Let me put this screed to bed with this, I have grave reservations that the chips in front of investors are going to multiply at the same rate as they have in the last year. Wait, this just in: “Mutual fund managers are positioning for “boom expectations.” See, the game isn’t over, but we clearly are no longer in the early innings.

Hopefully you will take from this missive what is intended, to pay attention. The Overvalued category now holds more stocks than the other three categories.

Overvalue means the stock has reached an historically repetitive area of low yield, which means the vast majority of the stock’s value has been realized. I know it is difficult to part ways with a position that has been held for an extended period.

We held McDonald’s (MCD) for sixteen years, 2003 to 2019, before it reached its Overvalued area. Four months after we sold, the stock declined to Undervalue in the Covid sell-off.

Did we know the stock would return to Undervalue in such a short time frame? Of course not, we just knew that it would at some point because that is the natural cycle of high-quality blue-chip stocks. Undervalue to Rising Trends to Overvalue to Declining Trends, rinse and repeat.

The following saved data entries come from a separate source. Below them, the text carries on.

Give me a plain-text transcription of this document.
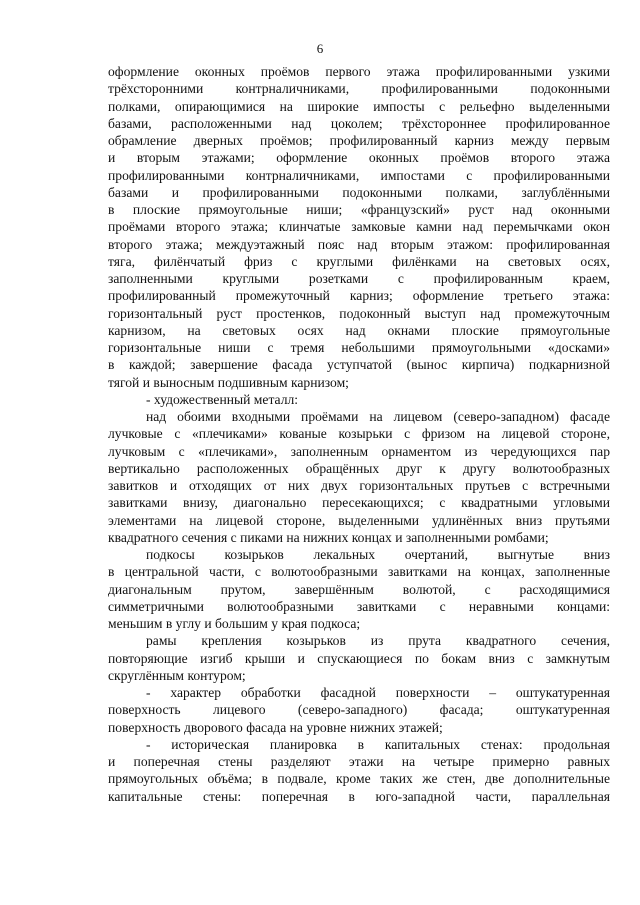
6
оформление оконных проёмов первого этажа профилированными узкими
трёхсторонними контрналичниками, профилированными подоконными
полками, опирающимися на широкие импосты с рельефно выделенными
базами, расположенными над цоколем; трёхстороннее профилированное
обрамление дверных проёмов; профилированный карниз между первым
и вторым этажами; оформление оконных проёмов второго этажа
профилированными контрналичниками, импостами с профилированными
базами и профилированными подоконными полками, заглублёнными
в плоские прямоугольные ниши; «французский» руст над оконными
проёмами второго этажа; клинчатые замковые камни над перемычками окон
второго этажа; междуэтажный пояс над вторым этажом: профилированная
тяга, филёнчатый фриз с круглыми филёнками на световых осях,
заполненными круглыми розетками с профилированным краем,
профилированный промежуточный карниз; оформление третьего этажа:
горизонтальный руст простенков, подоконный выступ над промежуточным
карнизом, на световых осях над окнами плоские прямоугольные
горизонтальные ниши с тремя небольшими прямоугольными «досками»
в каждой; завершение фасада уступчатой (вынос кирпича) подкарнизной
тягой и выносным подшивным карнизом;
- художественный металл:
над обоими входными проёмами на лицевом (северо-западном) фасаде
лучковые с «плечиками» кованые козырьки с фризом на лицевой стороне,
лучковым с «плечиками», заполненным орнаментом из чередующихся пар
вертикально расположенных обращённых друг к другу волютообразных
завитков и отходящих от них двух горизонтальных прутьев с встречными
завитками внизу, диагонально пересекающихся; с квадратными угловыми
элементами на лицевой стороне, выделенными удлинённых вниз прутьями
квадратного сечения с пиками на нижних концах и заполненными ромбами;
подкосы козырьков лекальных очертаний, выгнутые вниз
в центральной части, с волютообразными завитками на концах, заполненные
диагональным прутом, завершённым волютой, с расходящимися
симметричными волютообразными завитками с неравными концами:
меньшим в углу и большим у края подкоса;
рамы крепления козырьков из прута квадратного сечения,
повторяющие изгиб крыши и спускающиеся по бокам вниз с замкнутым
скруглённым контуром;
- характер обработки фасадной поверхности – оштукатуренная
поверхность лицевого (северо-западного) фасада; оштукатуренная
поверхность дворового фасада на уровне нижних этажей;
- историческая планировка в капитальных стенах: продольная
и поперечная стены разделяют этажи на четыре примерно равных
прямоугольных объёма; в подвале, кроме таких же стен, две дополнительные
капитальные стены: поперечная в юго-западной части, параллельная
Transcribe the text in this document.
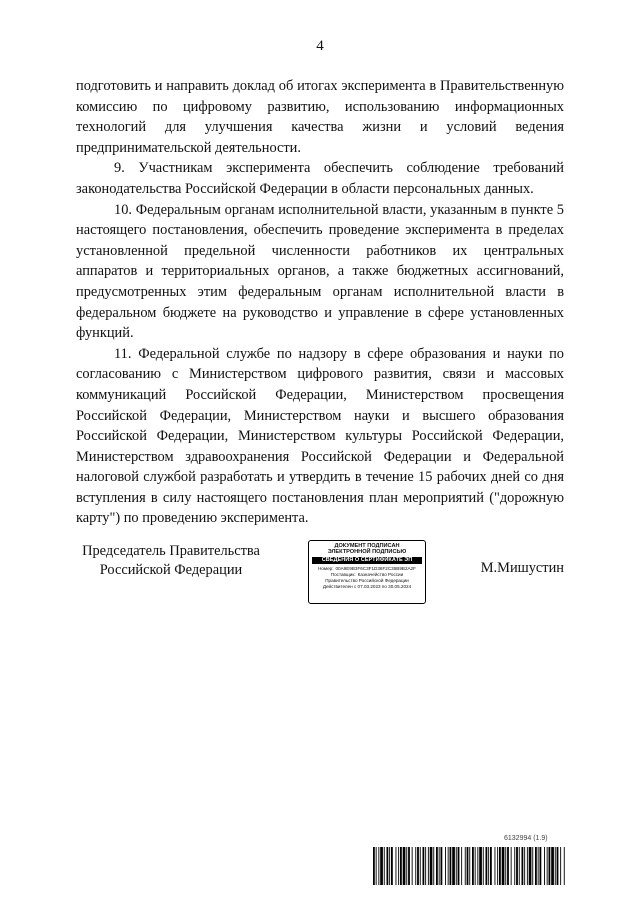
4

подготовить и направить доклад об итогах эксперимента в Правительственную комиссию по цифровому развитию, использованию информационных технологий для улучшения качества жизни и условий ведения предпринимательской деятельности.

9. Участникам эксперимента обеспечить соблюдение требований законодательства Российской Федерации в области персональных данных.

10. Федеральным органам исполнительной власти, указанным в пункте 5 настоящего постановления, обеспечить проведение эксперимента в пределах установленной предельной численности работников их центральных аппаратов и территориальных органов, а также бюджетных ассигнований, предусмотренных этим федеральным органам исполнительной власти в федеральном бюджете на руководство и управление в сфере установленных функций.

11. Федеральной службе по надзору в сфере образования и науки по согласованию с Министерством цифрового развития, связи и массовых коммуникаций Российской Федерации, Министерством просвещения Российской Федерации, Министерством науки и высшего образования Российской Федерации, Министерством культуры Российской Федерации, Министерством здравоохранения Российской Федерации и Федеральной налоговой службой разработать и утвердить в течение 15 рабочих дней со дня вступления в силу настоящего постановления план мероприятий ("дорожную карту") по проведению эксперимента.

Председатель Правительства
Российской Федерации
ДОКУМЕНТ ПОДПИСАН
ЭЛЕКТРОННОЙ ПОДПИСЬЮ
СВЕДЕНИЯ О СЕРТИФИКАТЕ ЭП
Номер: 00A9E9B3F6C3F1D36F2C35B9B2A2F
Поставщик: Казначейство России
Правительство Российской Федерации
Действителен с 07.03.2023 по 30.05.2024
М.Мишустин
6132994 (1.9)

The concept is simple, but implementation is what is most difficult due to the emotional components we know as fear and greed. Over the course of her brilliant career Geraldine Weiss, the founder of IQ Trends, imparted many pearls of wisdom, one of which is, “Stocks are like streetcars, another one will come along soon.”

This is to say that once you understand how to identify quality and value you no longer need to fret about selling a long-held winner because you have the tools to pick the next winner. Trust the process.

Meanwhile, there are  several new additions to our roster of Select Blue Chips that are currently undervalued: BancorpSouth Bank (BXS); Farmers National Banc Corp. (FMNB); Getty Realty Corp. (GTY);  Northwest Natural Holding Company (NWN).

BancorpSouth Bank is a commercial bank headquartered in Tupelo, MS. The bank offers a range of financial services to individuals, local governments, and small-to-medium size businesses.

BXS continues to grow its footprint and has a long history of M&A being a key growth driver given relatively slow growth in its organic markets. For 2020, BXS reported record revenues with a 10.4% increase year over year. The company has paid uninterrupted dividends since 1945.

Farmers National Banc is a financial holding company that operates in the banking, trust, retirement consulting, insurance, and financial management industries.

It operates through 40 locations in northeastern region of Ohio and one location in southwestern Pennsylvania. The company was founded in 1887, is headquartered in Canfield, Ohio, and has paid uninterrupted dividends since 1990.

Getty Realty  is the leading publicly traded real estate investment trust in the United States specializing in the ownership, leasing, and financing of convenience store, gasoline station, car wash and other automotive properties. Their 960 properties are located in 35 states.  Dividends have been paid uninterrupted since 1995.

Northwest Natural Gas was founded in 1859, incorporated in 1910, and has two core businesses: the utility segment and the gas storage segment. NWN has paid uninterrupted dividends since 1952.